Down in Schull, West Cork there is the most amazing French café called Gwens. If you have ever seen the film Chocolat you have a pretty good picture of what this place is like. Gwens started off as a chocolate shop on the main street of Schull selling amazing little homemade chocolates, cakes and ice-cream. They since moved into the famous Courtyard building where they have expanded to serving breakfast, lunch and also wine in the wine bar they have since opened. Everything here is amazing and so authentically French. When you go here, especially at the weekends it is buzzing with people coming in for their sweet fix, often a coffee and an almond croissant or a chocolate scone. I am incapable of passing this place without popping in for a few of their chocolates!
The last time that I was here I had the most amazing French Onion soup. It was so comforting, tasty and actually quite filling. I decided to try to re-create it and my recipe below is for a more traditional dark French onion soup, to copy Gwen’s as pictured above try using white wine instead of red. This dish is definitely worth a go!
Ingredients (serves 2):
4 medium/large onions (sliced)
1 cloves garlic crushed
50ml red wine (or white if you want it like Gwens)
One beef stock cube in 500ml boiling water (the jelly stock cubes are best)
1 fresh bay leaves (or 3 dried bay leaves)
1 baguette (I already had a ciabatta in the cupboard so used this instead)
100g sliced Comte or Gruyere cheese (I used Gubbeen as I had it already)
- Heat the butter in a large, heavy pot. Gently sweat the onion and garlic for about 15 minutes. Make sure they don’t go brown. Put on a lid to let the onions sweat. You want them very soft (almost translucent) and slightly carmelised.
- Mix the stock cube with the water , add the wine, thyme and bay leaves and throw in to the pot. Bring to the boil and then simmer for 20 minutes or so with the lid on. Stirring every few minutes.

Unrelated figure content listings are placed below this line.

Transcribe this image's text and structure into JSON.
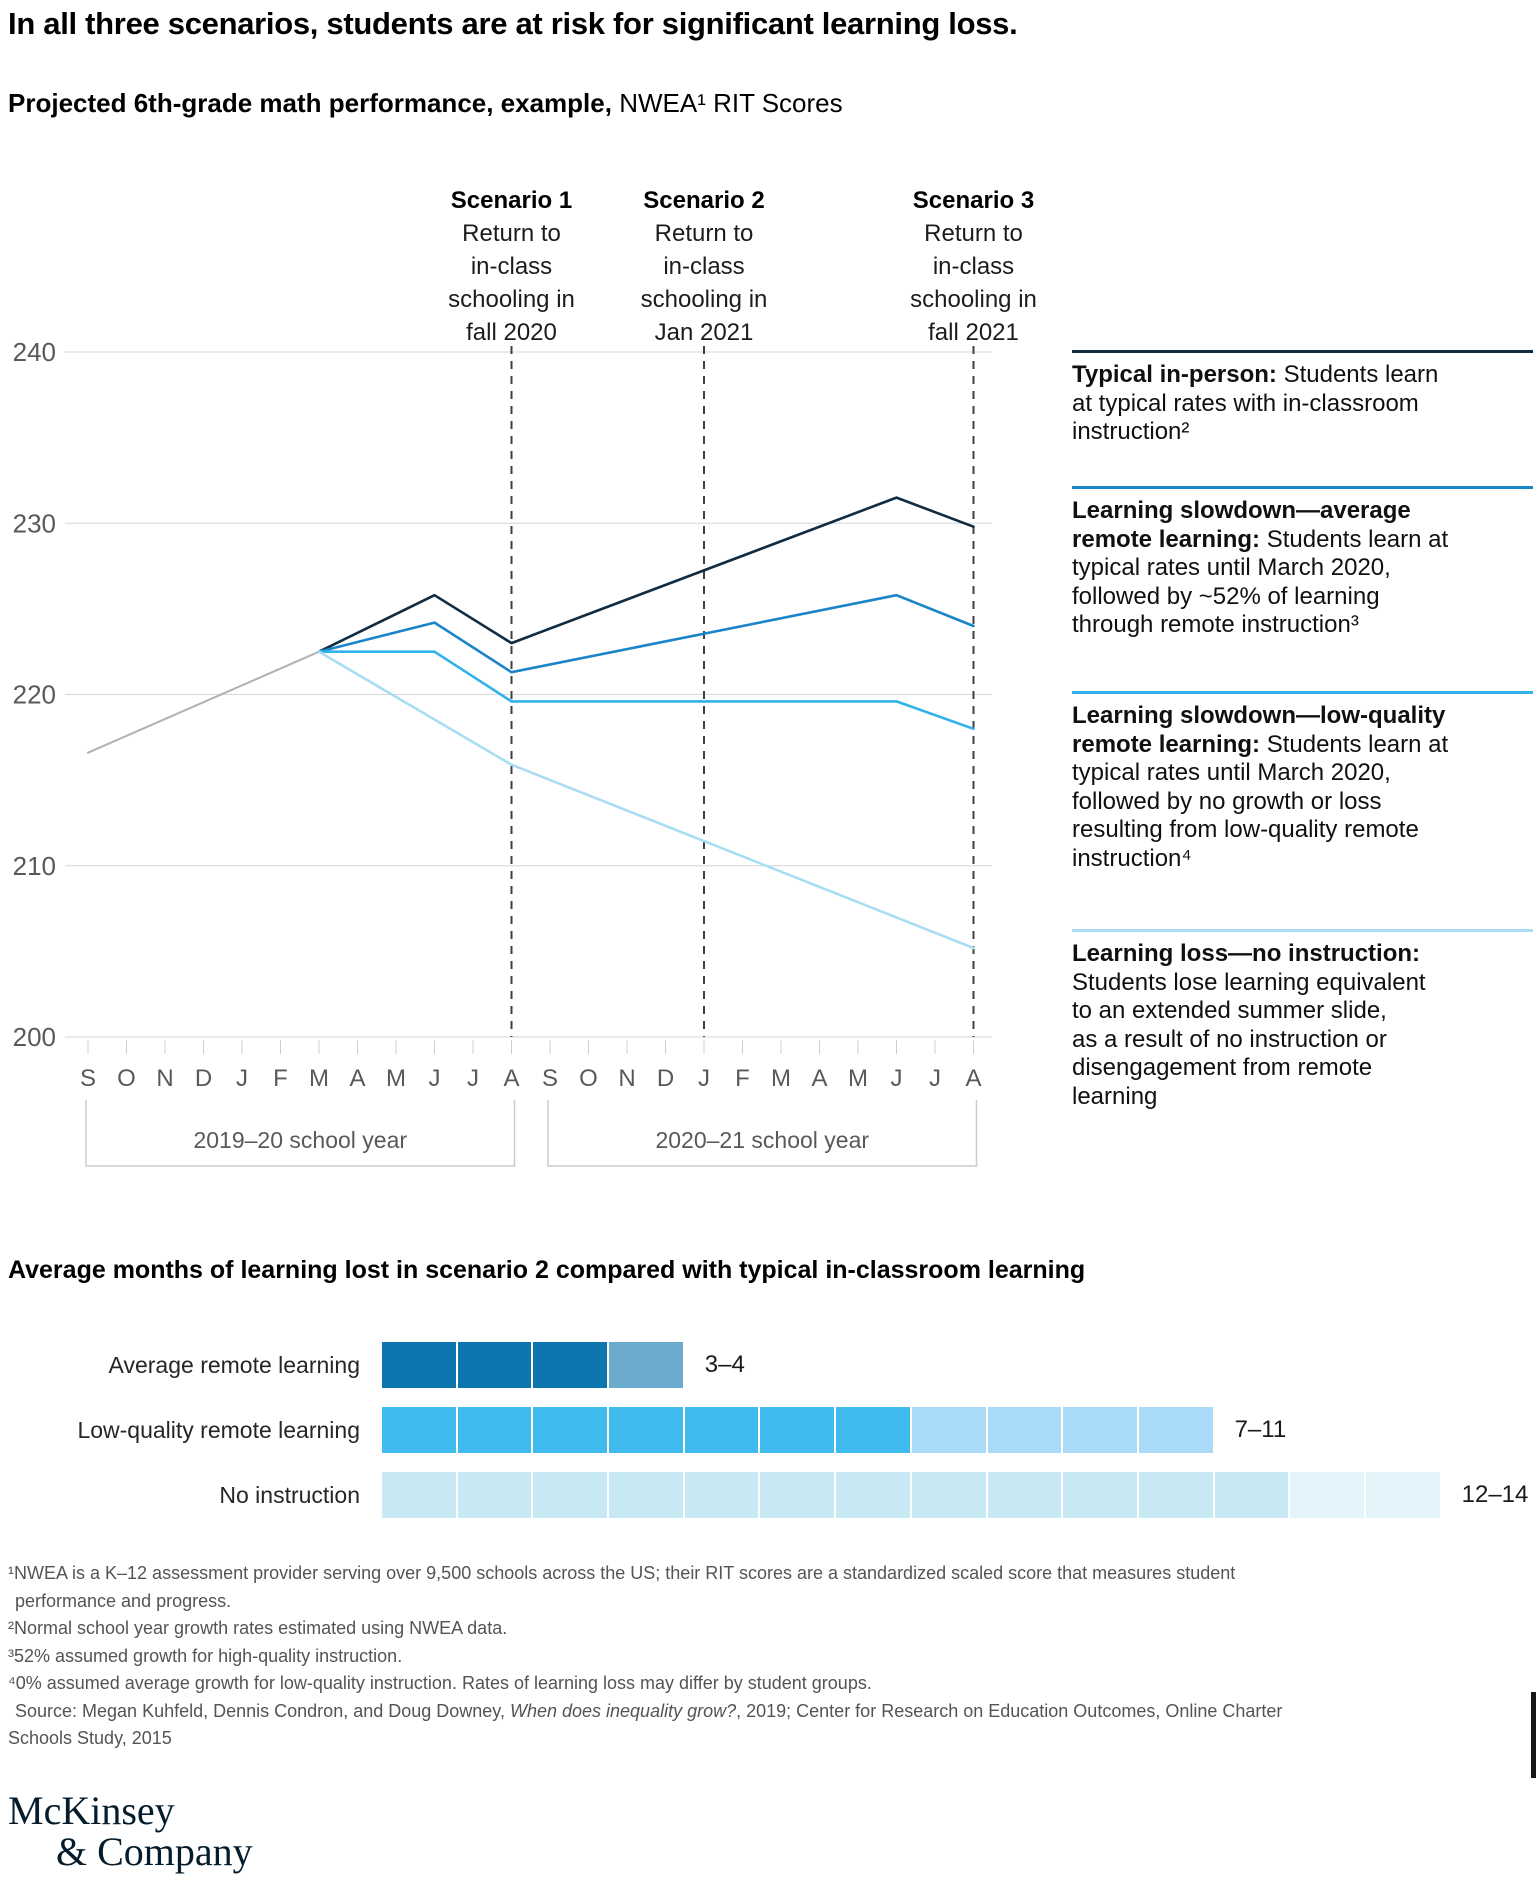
{
  "title": "In all three scenarios, students are at risk for significant learning loss.",
  "subtitle": {
    "bold": "Projected 6th-grade math performance, example,",
    "regular": " NWEA¹ RIT Scores"
  },
  "chart_data": [
    {
      "type": "line",
      "title": "Projected 6th-grade math performance, NWEA RIT Scores",
      "x_range": "Sep 2019 – Aug 2021",
      "months": [
        "S",
        "O",
        "N",
        "D",
        "J",
        "F",
        "M",
        "A",
        "M",
        "J",
        "J",
        "A",
        "S",
        "O",
        "N",
        "D",
        "J",
        "F",
        "M",
        "A",
        "M",
        "J",
        "J",
        "A"
      ],
      "y_axis": {
        "min": 200,
        "max": 240,
        "step": 10,
        "gridlines": [
          240,
          230,
          220,
          210,
          200
        ]
      },
      "grid": true,
      "legend_position": "right",
      "scenarios": [
        {
          "name": "Scenario 1",
          "lines": [
            "Return to",
            "in-class",
            "schooling in",
            "fall 2020"
          ],
          "month_index": 11
        },
        {
          "name": "Scenario 2",
          "lines": [
            "Return to",
            "in-class",
            "schooling in",
            "Jan 2021"
          ],
          "month_index": 16
        },
        {
          "name": "Scenario 3",
          "lines": [
            "Return to",
            "in-class",
            "schooling in",
            "fall 2021"
          ],
          "month_index": 23
        }
      ],
      "school_years": [
        {
          "label": "2019–20 school year",
          "from_month": 0,
          "to_month": 11
        },
        {
          "label": "2020–21 school year",
          "from_month": 12,
          "to_month": 23
        }
      ],
      "series": [
        {
          "name": "Typical growth before March 2020",
          "color": "#b1b1b1",
          "points": [
            [
              0,
              216.6
            ],
            [
              6,
              222.5
            ]
          ]
        },
        {
          "name": "Typical in-person",
          "color": "#102c42",
          "points": [
            [
              6,
              222.5
            ],
            [
              9,
              225.8
            ],
            [
              11,
              223.0
            ],
            [
              21,
              231.5
            ],
            [
              23,
              229.8
            ]
          ]
        },
        {
          "name": "Learning slowdown—average remote learning",
          "color": "#1a85c8",
          "points": [
            [
              6,
              222.5
            ],
            [
              9,
              224.2
            ],
            [
              11,
              221.3
            ],
            [
              21,
              225.8
            ],
            [
              23,
              224.0
            ]
          ]
        },
        {
          "name": "Learning slowdown—low-quality remote learning",
          "color": "#30b2ea",
          "points": [
            [
              6,
              222.5
            ],
            [
              9,
              222.5
            ],
            [
              11,
              219.6
            ],
            [
              21,
              219.6
            ],
            [
              23,
              218.0
            ]
          ]
        },
        {
          "name": "Learning loss—no instruction",
          "color": "#a9ddf4",
          "points": [
            [
              6,
              222.5
            ],
            [
              11,
              215.9
            ],
            [
              23,
              205.2
            ]
          ]
        }
      ]
    },
    {
      "type": "bar",
      "title": "Average months of learning lost in scenario 2 compared with typical in-classroom learning",
      "unit": "months",
      "categories": [
        "Average remote learning",
        "Low-quality remote learning",
        "No instruction"
      ],
      "values": [
        "3–4",
        "7–11",
        "12–14"
      ],
      "rows": [
        {
          "label": "Average remote learning",
          "value_label": "3–4",
          "min": 3,
          "max": 4,
          "segments": [
            {
              "count": 3,
              "color": "#0d76ae"
            },
            {
              "count": 1,
              "color": "#6aaacd"
            }
          ]
        },
        {
          "label": "Low-quality remote learning",
          "value_label": "7–11",
          "min": 7,
          "max": 11,
          "segments": [
            {
              "count": 7,
              "color": "#41bbee"
            },
            {
              "count": 4,
              "color": "#a9daf7"
            }
          ]
        },
        {
          "label": "No instruction",
          "value_label": "12–14",
          "min": 12,
          "max": 14,
          "segments": [
            {
              "count": 12,
              "color": "#c6e9f3"
            },
            {
              "count": 2,
              "color": "#e3f5fa"
            }
          ]
        }
      ]
    }
  ],
  "legend": {
    "entries": [
      {
        "rule_color": "#102c42",
        "lead": "Typical in-person:",
        "text": " Students learn\nat typical rates with in-classroom\ninstruction²"
      },
      {
        "rule_color": "#1a85c8",
        "lead": "Learning slowdown—average\nremote learning:",
        "text": " Students learn at\ntypical rates until March 2020,\nfollowed by ~52% of learning\nthrough remote instruction³"
      },
      {
        "rule_color": "#30b2ea",
        "lead": "Learning slowdown—low-quality\nremote learning:",
        "text": " Students learn at\ntypical rates until March 2020,\nfollowed by no growth or loss\nresulting from low-quality remote\ninstruction⁴"
      },
      {
        "rule_color": "#a9ddf4",
        "lead": "Learning loss—no instruction:",
        "text": "\nStudents lose learning equivalent\nto an extended summer slide,\nas a result of no instruction or\ndisengagement from remote\nlearning"
      }
    ]
  },
  "footnotes": [
    "¹NWEA is a K–12 assessment provider serving over 9,500 schools across the US; their RIT scores are a standardized scaled score that measures student",
    "performance and progress.",
    "²Normal school year growth rates estimated using NWEA data.",
    "³52% assumed growth for high-quality instruction.",
    "⁴0% assumed average growth for low-quality instruction. Rates of learning loss may differ by student groups."
  ],
  "source": {
    "pre": "Source: Megan Kuhfeld, Dennis Condron, and Doug Downey, ",
    "italic": "When does inequality grow?",
    "post": ", 2019; Center for Research on Education Outcomes, Online Charter",
    "line2": "Schools Study, 2015"
  },
  "logo": {
    "line1": "McKinsey",
    "line2": "& Company"
  }
}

- Traditional French onion soup has the little toasted bits of bread placed on top of the soup with cheese on top and put under the grill for a few mins to melt. (I had a ciabatta already so I used this and made a cheese toasty-which is why mine looks so less glamorous than Gwens… it still tasted amazing though!)
- When your cheesy bread is melted, remove and serve on the side with your soup.